Trade groups push plan to let GSEs buy MBS to ease mortgage rates
Briefly

Trade groups push plan to let GSEs buy MBS to ease mortgage rates
"The idea relies on amending the Preferred Stock Purchase Agreements (PSPA) to enable the GSEs to purchase up to $300 billion of their own MBS and Ginnie Mae MBS when the spread between the 30-year mortgage rate and the 10-year Treasury exceeds 170 basis points The proposal was outlined in a letter sent by the Community Home Lenders of America (CHLA) and the Independent Community Bankers of America (ICBA) to the Treasury Secretary Scott Bessent and the Federal Housing Finance Agency (FHFA) Director Bill Pulte."
"Regulators must address the secular and structural decline in demand for mortgage-backed securities, the trade groups stated. According to them, the GSEs are jointly $246 billion below their current MBS caps, which means they could begin immediately working to reduce spreads. That could lower mortgage rates, currently around 6.35%, by roughly 30 basis points.

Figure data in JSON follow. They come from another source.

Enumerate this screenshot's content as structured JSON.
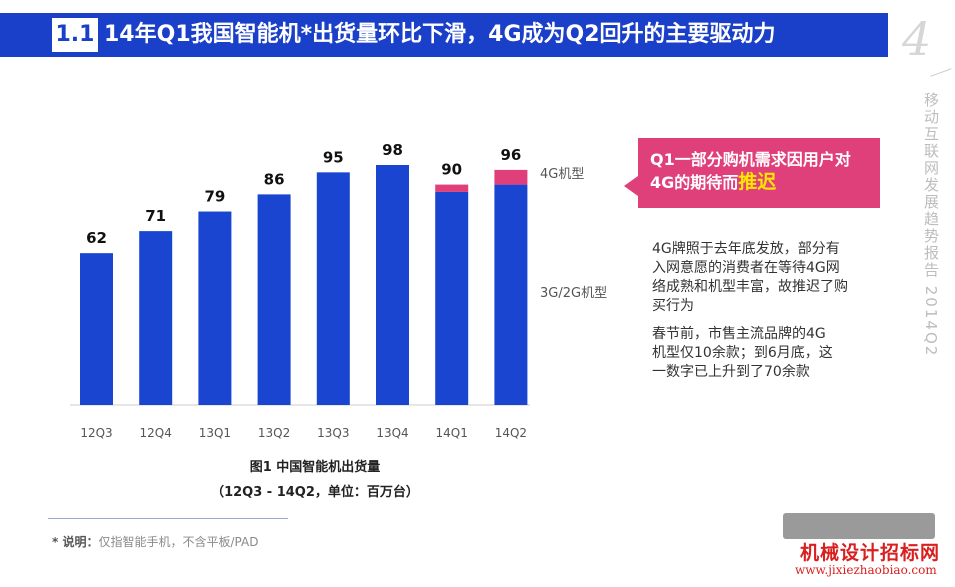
{
  "header": {
    "section": "1.1",
    "title": "14年Q1我国智能机*出货量环比下滑，4G成为Q2回升的主要驱动力",
    "page_number": "4"
  },
  "sidebar": {
    "vertical_text": "移动互联网发展趋势报告 2014Q2"
  },
  "chart_data": {
    "type": "bar",
    "stacked": true,
    "categories": [
      "12Q3",
      "12Q4",
      "13Q1",
      "13Q2",
      "13Q3",
      "13Q4",
      "14Q1",
      "14Q2"
    ],
    "totals": [
      62,
      71,
      79,
      86,
      95,
      98,
      90,
      96
    ],
    "series": [
      {
        "name": "3G/2G机型",
        "values": [
          62,
          71,
          79,
          86,
          95,
          98,
          87,
          90
        ],
        "color": "#1a45d1"
      },
      {
        "name": "4G机型",
        "values": [
          0,
          0,
          0,
          0,
          0,
          0,
          3,
          6
        ],
        "color": "#e0407a"
      }
    ],
    "ylim": [
      0,
      100
    ],
    "grid": false,
    "legend_placement": "right of bars",
    "caption": "图1 中国智能机出货量",
    "caption_units": "（12Q3 - 14Q2，单位：百万台）"
  },
  "callout": {
    "text": "Q1一部分购机需求因用户对4G的期待而",
    "highlight": "推迟"
  },
  "notes": [
    "4G牌照于去年底发放，部分有入网意愿的消费者在等待4G网络成熟和机型丰富，故推迟了购买行为",
    "春节前，市售主流品牌的4G机型仅10余款；到6月底，这一数字已上升到了70余款"
  ],
  "footnote": {
    "label": "* 说明：",
    "text": "仅指智能手机，不含平板/PAD"
  },
  "watermark": {
    "cn": "机械设计招标网",
    "url": "www.jixiezhaobiao.com"
  },
  "colors": {
    "header": "#1a3fc8",
    "bar_3g": "#1a45d1",
    "bar_4g": "#e0407a",
    "callout": "#e0407a",
    "highlight": "#ffe600"
  }
}
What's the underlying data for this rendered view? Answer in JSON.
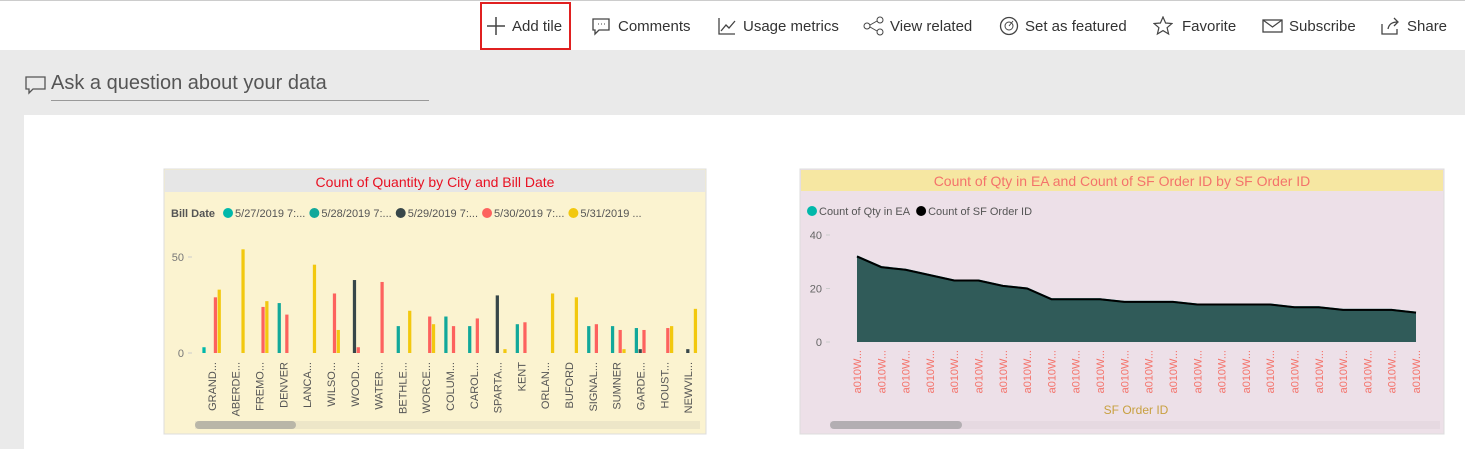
{
  "toolbar": [
    "Add tile",
    "Comments",
    "Usage metrics",
    "View related",
    "Set as featured",
    "Favorite",
    "Subscribe",
    "Share"
  ],
  "qa_placeholder": "Ask a question about your data",
  "chart_data": [
    {
      "type": "bar",
      "title": "Count of Quantity by City and Bill Date",
      "legend_title": "Bill Date",
      "categories": [
        "GRAND...",
        "ABERDE...",
        "FREMO...",
        "DENVER",
        "LANCA...",
        "WILSO...",
        "WOOD...",
        "WATER...",
        "BETHLE...",
        "WORCE...",
        "COLUM...",
        "CAROL...",
        "SPARTA...",
        "KENT",
        "ORLAN...",
        "BUFORD",
        "SIGNAL...",
        "SUMNER",
        "GARDE...",
        "HOUST...",
        "NEWVIL..."
      ],
      "series": [
        {
          "name": "5/27/2019 7:...",
          "color": "#01b8aa",
          "values": [
            3,
            null,
            null,
            null,
            null,
            null,
            null,
            null,
            null,
            null,
            null,
            null,
            null,
            null,
            null,
            null,
            null,
            null,
            null,
            null,
            null
          ]
        },
        {
          "name": "5/28/2019 7:...",
          "color": "#12a89a",
          "values": [
            null,
            null,
            null,
            26,
            null,
            null,
            null,
            null,
            14,
            null,
            19,
            14,
            null,
            15,
            null,
            null,
            14,
            14,
            13,
            null,
            null
          ]
        },
        {
          "name": "5/29/2019 7:...",
          "color": "#374649",
          "values": [
            null,
            null,
            null,
            null,
            null,
            null,
            38,
            null,
            null,
            null,
            null,
            null,
            30,
            null,
            null,
            null,
            null,
            null,
            2,
            null,
            2
          ]
        },
        {
          "name": "5/30/2019 7:...",
          "color": "#fd625e",
          "values": [
            29,
            null,
            24,
            20,
            null,
            31,
            3,
            37,
            null,
            19,
            14,
            18,
            null,
            16,
            null,
            null,
            15,
            12,
            12,
            13,
            null
          ]
        },
        {
          "name": "5/31/2019 ...",
          "color": "#f2c80f",
          "values": [
            33,
            54,
            27,
            null,
            46,
            12,
            null,
            null,
            22,
            15,
            null,
            null,
            2,
            null,
            31,
            29,
            null,
            2,
            null,
            14,
            23
          ]
        }
      ],
      "ylim": [
        0,
        55
      ],
      "yticks": [
        0,
        50
      ]
    },
    {
      "type": "area",
      "title": "Count of Qty in EA and Count of SF Order ID by SF Order ID",
      "x_label": "SF Order ID",
      "categories": [
        "a010W...",
        "a010W...",
        "a010W...",
        "a010W...",
        "a010W...",
        "a010W...",
        "a010W...",
        "a010W...",
        "a010W...",
        "a010W...",
        "a010W...",
        "a010W...",
        "a010W...",
        "a010W...",
        "a010W...",
        "a010W...",
        "a010W...",
        "a010W...",
        "a010W...",
        "a010W...",
        "a010W...",
        "a010W...",
        "a010W...",
        "a010W..."
      ],
      "series": [
        {
          "name": "Count of Qty in EA",
          "color": "#01b8aa",
          "values": [
            32,
            28,
            27,
            25,
            23,
            23,
            21,
            20,
            16,
            16,
            16,
            15,
            15,
            15,
            14,
            14,
            14,
            14,
            13,
            13,
            12,
            12,
            12,
            11
          ]
        },
        {
          "name": "Count of SF Order ID",
          "color": "#000000",
          "values": [
            32,
            28,
            27,
            25,
            23,
            23,
            21,
            20,
            16,
            16,
            16,
            15,
            15,
            15,
            14,
            14,
            14,
            14,
            13,
            13,
            12,
            12,
            12,
            11
          ]
        }
      ],
      "ylim": [
        0,
        40
      ],
      "yticks": [
        0,
        20,
        40
      ]
    }
  ]
}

As of Oct. 17, the spread was 222 basis points, above the 140-170 that has persisted since 2022, when the Federal Reserve suspended MBS purchases."
Community Home Lenders of America (CHLA) and the Independent Community Bankers of America (ICBA) urged the Treasury Secretary Scott Bessent and FHFA Director Bill Pulte to amend the Preferred Stock Purchase Agreements (PSPA) to allow Fannie Mae and Freddie Mac to purchase up to $300 billion of their own MBS and Ginnie Mae MBS when the 30-year mortgage minus 10-year Treasury spread exceeds 170 basis points. The groups flagged a secular, structural decline in demand for MBS and said the GSEs are jointly $246 billion below current caps, enabling immediate action to reduce spreads. That action could lower mortgage rates by roughly 30 basis points from about 6.35%. The spread was 222 basis points as of Oct. 17, and investor appetite for MBS among domestic and foreign banks, foreign central banks and insurers remains limited. The proposal followed the Fed signaling an end to quantitative tightening and would use a temporary, targeted GSE intervention to stabilize mortgage markets.